Baltimore lost its third police commissioner in three years on Tuesday, the latest blow to the city’s efforts to come to grips with a host of serious problems, including the nation’s highest big-city murder rate; a shocking corruption scandal; abusive police practices documented in a Justice Department investigation; and the lingering aftermath of the death of Freddie Gray.

The commissioner, Darryl De Sousa, 53, a career Baltimore officer, had been in the post for just four months. He resigned after being charged by federal prosecutors in Maryland with willfully failing to file income tax returns for 2013, 2014 and 2015. The charges are misdemeanors, with a maximum sentence of up to one year in prison and a $25,000 fine for each of the three counts.

When the matter first came to light, the mayor of Baltimore, Catherine Pugh, backed De Sousa, who acknowledged that he had failed to file the returns but said he had paid his taxes through withholding. He said there was “no excuse” for failing to file, and attributed what he had done to failing to “sufficiently prioritize my personal affairs.”

But a day later, after others in the community expressed serious concerns about having the city’s police force led by someone under the cloud of federal charges, the mayor suspended him.

The two previous police commissioners, Anthony Batts and Kevin Davis, were fired — Batts in 2015 and Davis in January.
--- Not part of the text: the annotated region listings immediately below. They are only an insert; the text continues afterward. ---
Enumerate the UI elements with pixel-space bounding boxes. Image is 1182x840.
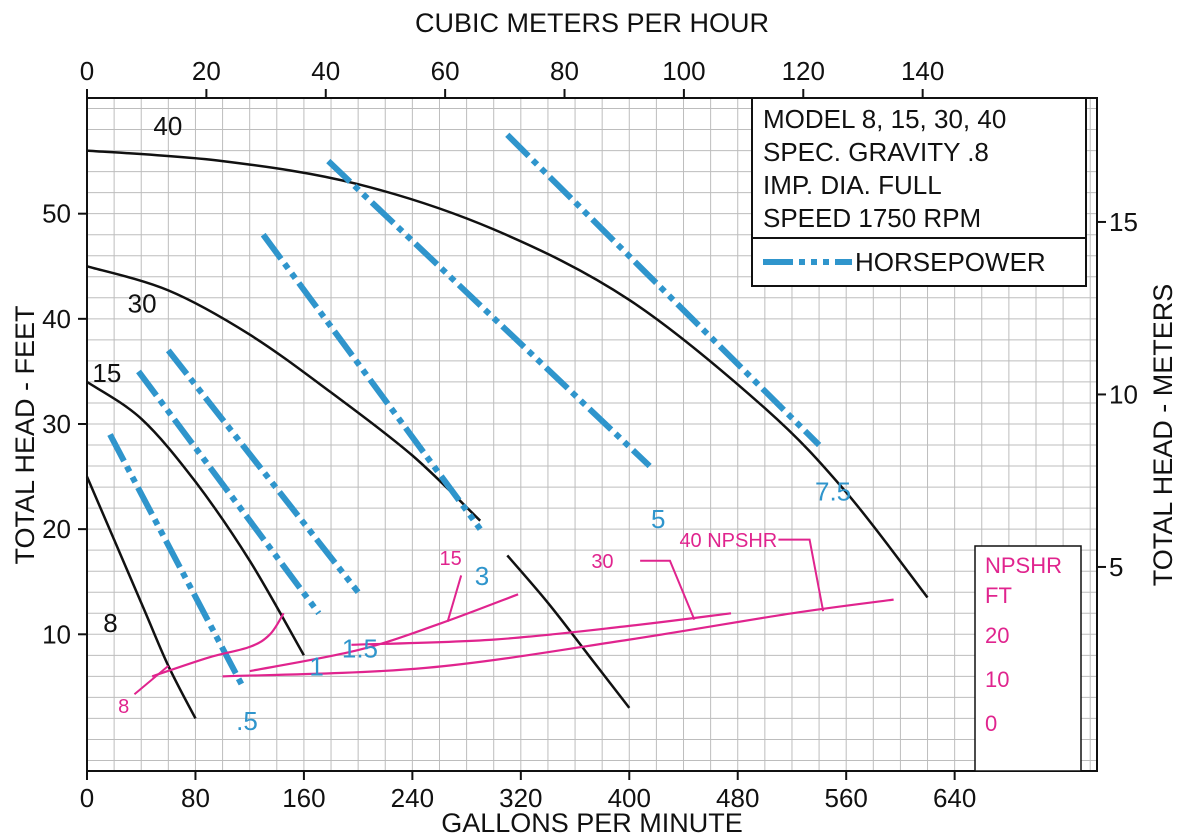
curve-labels: 8 15 30 40 .5 1 1.5 3 5 7.5 8 15 30 40 NPSHR [92,111,851,736]
y-tick-label: 40 [42,304,71,334]
head-label-15: 15 [92,358,121,388]
npshr-label-8: 8 [118,696,129,718]
hp-label-7-5: 7.5 [815,477,851,507]
x2-tick-label: 20 [192,56,221,86]
x-tick-label: 240 [391,783,434,813]
x2-tick-label: 140 [901,56,944,86]
legend-horsepower-label: HORSEPOWER [855,247,1046,277]
head-label-30: 30 [128,289,157,319]
plot-frame [86,97,1098,772]
head-curve-15 [86,380,305,656]
x2-axis-title: CUBIC METERS PER HOUR [415,8,769,38]
npshr-curve-40-npshr [222,598,894,678]
x2-tick-label: 80 [550,56,579,86]
legend: HORSEPOWER [751,237,1087,287]
x-tick-label: 0 [80,783,94,813]
x-tick-label: 560 [824,783,867,813]
npshr-curve-30 [351,612,732,646]
hp-label-1-5: 1.5 [342,633,378,663]
npshr-scale-tick-10: 10 [985,667,1009,692]
horsepower-line-.5 [107,433,246,689]
info-line-speed: SPEED 1750 RPM [763,203,981,233]
x2-tick-label: 0 [80,56,94,86]
y-tick-label: 30 [42,409,71,439]
npshr-scale-tick-20: 20 [985,623,1009,648]
horsepower-lines [107,132,822,689]
npshr-label-40: 40 NPSHR [679,530,777,552]
x2-tick-label: 100 [662,56,705,86]
y2-tick-label: 10 [1109,379,1138,409]
hp-label-1: 1 [309,651,323,681]
npshr-label-15: 15 [439,548,461,570]
npshr-leader-30 [640,559,696,620]
head-curve-40 [86,149,929,599]
head-label-40: 40 [153,111,182,141]
npshr-scale-box: NPSHR FT 20 10 0 [974,545,1082,772]
npshr-leader-15 [446,575,463,622]
x-tick-label: 640 [933,783,976,813]
info-line-model: MODEL 8, 15, 30, 40 [763,104,1006,134]
horsepower-line-7.5 [505,132,822,448]
npshr-label-30: 30 [591,551,613,573]
info-line-gravity: SPEC. GRAVITY .8 [763,137,989,167]
horsepower-line-1 [136,369,322,616]
horsepower-line-1.5 [165,348,361,595]
y2-tick-label: 5 [1109,552,1123,582]
head-curves [85,149,929,719]
x-tick-label: 320 [499,783,542,813]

The interim police commissioner will continue to be Gary Tuggle, who was appointed after De Sousa was suspended last week. Tuggle formerly ran the Baltimore office of the Drug Enforcement Administration, and had recently been hired by the city as a deputy police commissioner.

The mayor has already begun a national search for a permanent replacement, who would take office with a very full plate.

Baltimore, with a population of about 600,000, is not just struggling to curb a high violent crime rate, averaging nearly one murder a day last year. It is also wrestling with the implementation of a federal consent decree meant to overhaul the police force and reduce racial bias and other abusive practices. That process has been too slow, critics say.

Many in the city remain angry over the death of Gray in police custody three years ago, and the riots that followed, as well as the startling revelations from a recent corruption trial. Whoever becomes commissioner will face a hard road ahead in gaining the trust of residents.

Pugh sought on Tuesday to limit the fallout from De Sousa’s resignation and assure residents that it would not hamper efforts to overhaul policing in the city.

“This development in no way alters our strategic efforts to reduce crime by addressing its root causes in our most neglected neighborhoods,” she said.

The next commissioner would be the fifth to hold the post in the past half-dozen years, not including two interim commissioners.

“Baltimore has really faced some trauma in the stability of its last three commissioners,” said Chuck Wexler, executive director of the Police Executive Research Forum, a nonprofit research group.

“It’s like a prize fighter who staggers to his feet, and just as he gets back up, he gets hit,” Wexler said. “I can’t think of another big city that has gone through this number of police chiefs this quickly.”